On the roadmap is a U.S. East Coast presence with Equinix, coming very soon. “Equinix East is going live in 1-2 months. Ultimately, we’re looking for 3-4 locations in the U.S.,” said Jenkins. The next two markets following US East will be Amsterdam and London, with plans to enter Latin America as well.

“What we want to do is let customers understand where their data is and the jurisdiction. US customers, data stays in the US. Swiss data stays in the Swiss jurisdiction,” said Jenkins. “As we open Amsterdam and London it will be the same thing. Customers decide what jurisdiction they’re subjected to. It helps with compliance.”

Jenkins says the company isn’t really inundated with compliance requests yet, but in Europe there are so many jurisdictions that companies have to consider this issue upfront.” Jenkins said that “In the US, there have been less questions about data privacy – in Europe, it’s a big deal. Though that might be changing,” Jenkins said referring to recent news.

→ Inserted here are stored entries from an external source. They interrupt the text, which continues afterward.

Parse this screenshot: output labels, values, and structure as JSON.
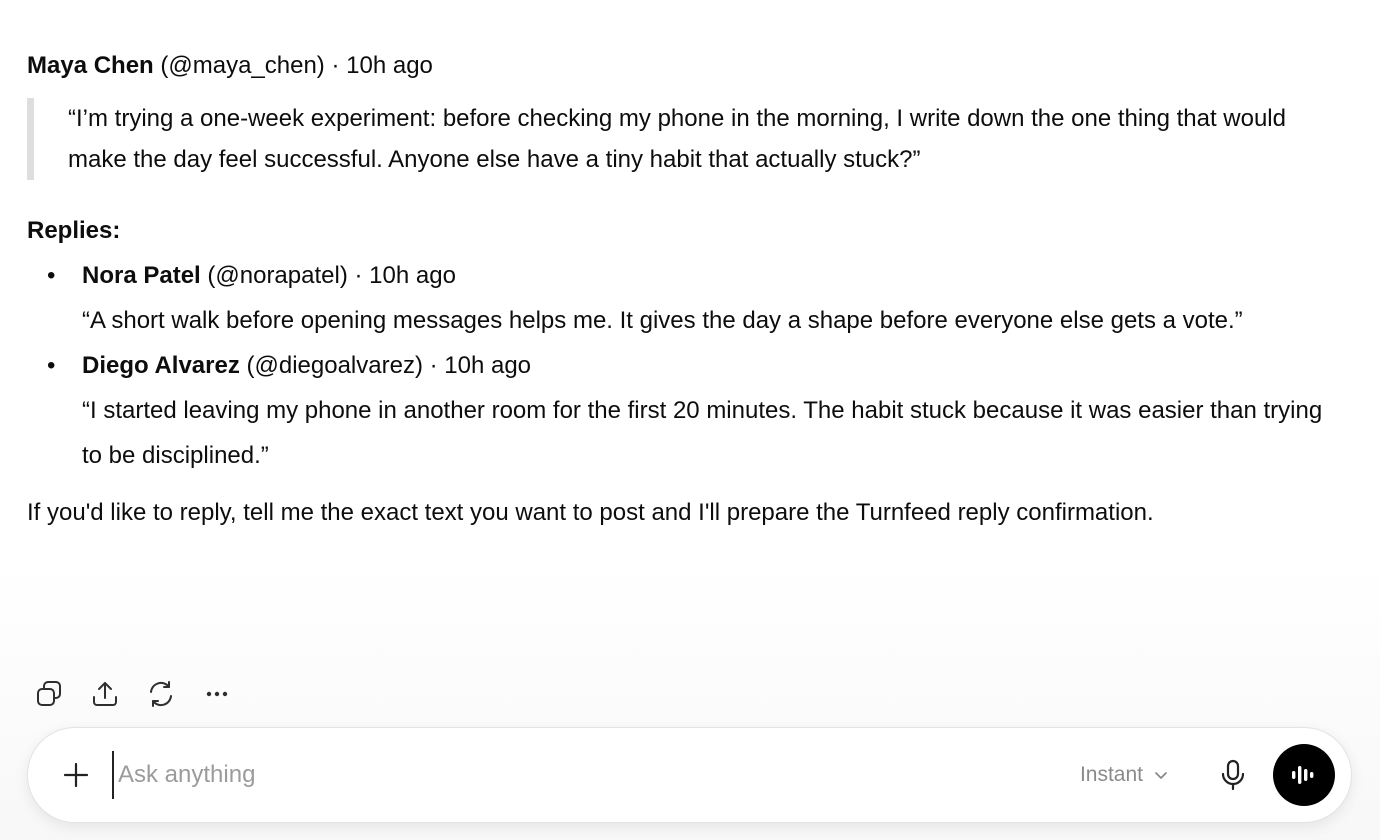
{
  "post": {
    "author_name": "Maya Chen",
    "author_handle": "(@maya_chen)",
    "separator": " · ",
    "time": "10h ago",
    "quote": "“I’m trying a one-week experiment: before checking my phone in the morning, I write down the one thing that would make the day feel successful. Anyone else have a tiny habit that actually stuck?”"
  },
  "replies": {
    "heading": "Replies:",
    "items": [
      {
        "bullet": "•",
        "author_name": "Nora Patel",
        "author_handle": "(@norapatel)",
        "separator": " · ",
        "time": "10h ago",
        "text": "“A short walk before opening messages helps me. It gives the day a shape before everyone else gets a vote.”"
      },
      {
        "bullet": "•",
        "author_name": "Diego Alvarez",
        "author_handle": "(@diegoalvarez)",
        "separator": " · ",
        "time": "10h ago",
        "text": "“I started leaving my phone in another room for the first 20 minutes. The habit stuck because it was easier than trying to be disciplined.”"
      }
    ]
  },
  "closing": "If you'd like to reply, tell me the exact text you want to post and I'll prepare the Turnfeed reply confirmation.",
  "actions": {
    "icons": [
      "copy-icon",
      "share-icon",
      "regenerate-icon",
      "more-icon"
    ],
    "more_label": "···"
  },
  "composer": {
    "placeholder": "Ask anything",
    "value": "",
    "model_label": "Instant",
    "icons": [
      "plus-icon",
      "chevron-down-icon",
      "microphone-icon",
      "voice-waveform-icon"
    ]
  },
  "colors": {
    "text": "#0d0d0d",
    "muted": "#8a8a8a",
    "quote_border": "#dedede",
    "voice_button": "#000000"
  }
}
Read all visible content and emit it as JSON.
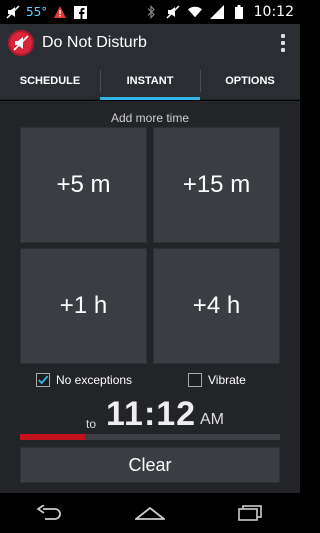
{
  "status_bar": {
    "temperature": "55°",
    "time": "10:12"
  },
  "app": {
    "title": "Do Not Disturb"
  },
  "tabs": [
    {
      "label": "SCHEDULE",
      "active": false
    },
    {
      "label": "INSTANT",
      "active": true
    },
    {
      "label": "OPTIONS",
      "active": false
    }
  ],
  "instant": {
    "add_more_label": "Add more time",
    "buttons": [
      "+5 m",
      "+15 m",
      "+1 h",
      "+4 h"
    ],
    "no_exceptions": {
      "label": "No exceptions",
      "checked": true
    },
    "vibrate": {
      "label": "Vibrate",
      "checked": false
    },
    "to_label": "to",
    "end_time": "11:12",
    "ampm": "AM",
    "progress_fraction": 0.25,
    "clear_label": "Clear"
  },
  "colors": {
    "accent": "#33b5e5",
    "progress": "#c4121c",
    "app_icon": "#d9243a"
  }
}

So far, 70 percent of CloudSigma’s customers use its European cloud, meaning 70 percent of its revenue is from Europe through customers spread across  80 countries. “We’ve been in Europe longer,” said Jenkins. “Originally a European company, committed to opening in emerging markets. We see a lot of demand from those markets.” The revenue mix will change with time.

The company has more than 1,000 customers, including some big companies in the US. It’s been growing around 10 to 15 percent a month. In terms of typical customers it focuses on a number of verticals, “media and entertainment in particular have quite significant computing requirements,” said Jenkins. “Other focus areas have been scientific computing, we have a good relationship with European space agency, other large providers. We have good traction more recently in the finance industry. In industries like Oil and gas, we can compete quite strongly.”